Barclays was sued by Axiom in November. The lawsuit arose from the lender’s Last Look platform meant to deter traders from exploiting tiny delays, often just a few milliseconds, in the flow of information within the marketplace. The investment-management firm accused Barclays of using the system to reject unprofitable trades and lying to clients about why their transactions were turned down. Axiom said this caused “significant damages” for the bank’s foreign exchange counterparties, and amounted to breach of contract or fraud.

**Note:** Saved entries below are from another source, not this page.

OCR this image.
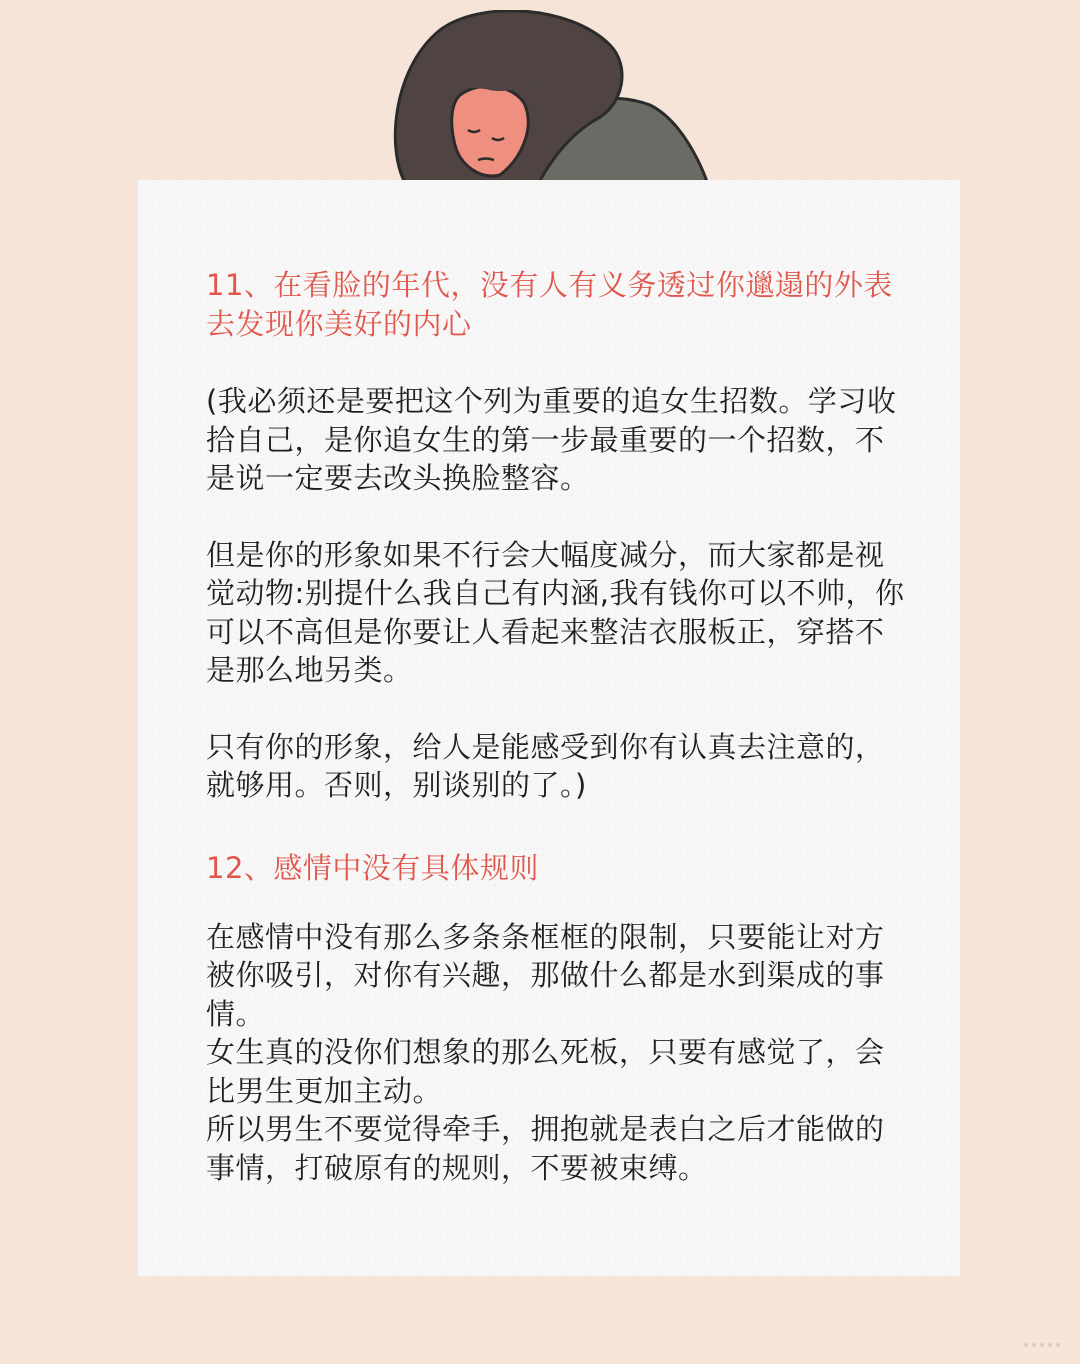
11、在看脸的年代，没有人有义务透过你邋遢的外表去发现你美好的内心

(我必须还是要把这个列为重要的追女生招数。学习收拾自己，是你追女生的第一步最重要的一个招数，不是说一定要去改头换脸整容。

但是你的形象如果不行会大幅度减分，而大家都是视觉动物:别提什么我自己有内涵,我有钱你可以不帅，你可以不高但是你要让人看起来整洁衣服板正，穿搭不是那么地另类。

只有你的形象，给人是能感受到你有认真去注意的，就够用。否则，别谈别的了。)

12、感情中没有具体规则

在感情中没有那么多条条框框的限制，只要能让对方被你吸引，对你有兴趣，那做什么都是水到渠成的事情。

女生真的没你们想象的那么死板，只要有感觉了，会比男生更加主动。

所以男生不要觉得牵手，拥抱就是表白之后才能做的事情，打破原有的规则，不要被束缚。
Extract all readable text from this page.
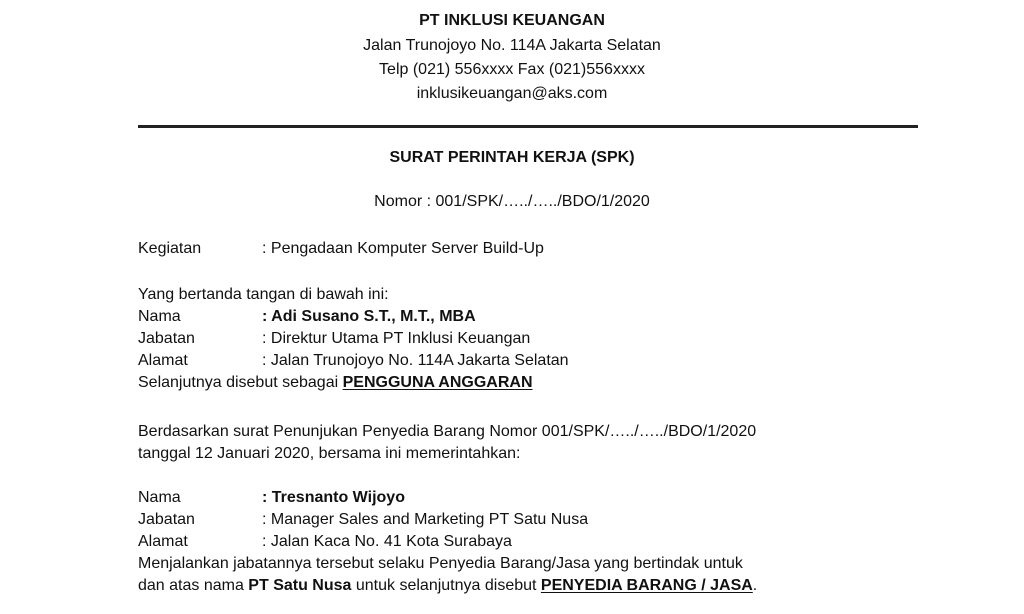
PT INKLUSI KEUANGAN
Jalan Trunojoyo No. 114A Jakarta Selatan
Telp (021) 556xxxx Fax (021)556xxxx
inklusikeuangan@aks.com
SURAT PERINTAH KERJA (SPK)
Nomor : 001/SPK/…../…../BDO/1/2020
Kegiatan	: Pengadaan Komputer Server Build-Up
Yang bertanda tangan di bawah ini:
Nama	: Adi Susano S.T., M.T., MBA
Jabatan	: Direktur Utama PT Inklusi Keuangan
Alamat	: Jalan Trunojoyo No. 114A Jakarta Selatan
Selanjutnya disebut sebagai PENGGUNA ANGGARAN
Berdasarkan surat Penunjukan Penyedia Barang Nomor 001/SPK/…../…../BDO/1/2020
tanggal 12 Januari 2020, bersama ini memerintahkan:
Nama	: Tresnanto Wijoyo
Jabatan	: Manager Sales and Marketing PT Satu Nusa
Alamat	: Jalan Kaca No. 41 Kota Surabaya
Menjalankan jabatannya tersebut selaku Penyedia Barang/Jasa yang bertindak untuk
dan atas nama PT Satu Nusa untuk selanjutnya disebut PENYEDIA BARANG / JASA.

George Zelcs, a lawyer for Axiom, called the latest Barclays accord “a meaningful initial settlement that hopefully allows us to move forward in other cases.” Barclays pledged to provide information that will assist Axiom with similar claims against other banks.
Barclays’ share price opened lower this morning. Following a brief increase, the stock eased again to trade 0.31 percent down at 161.25p as of 08:22 GMT. The FTSE 100 index had meanwhile risen 0.02 percent to 5,973.06 points.
As of 08:36 GMT, Friday, 19 February, Barclays share price is 162.97p.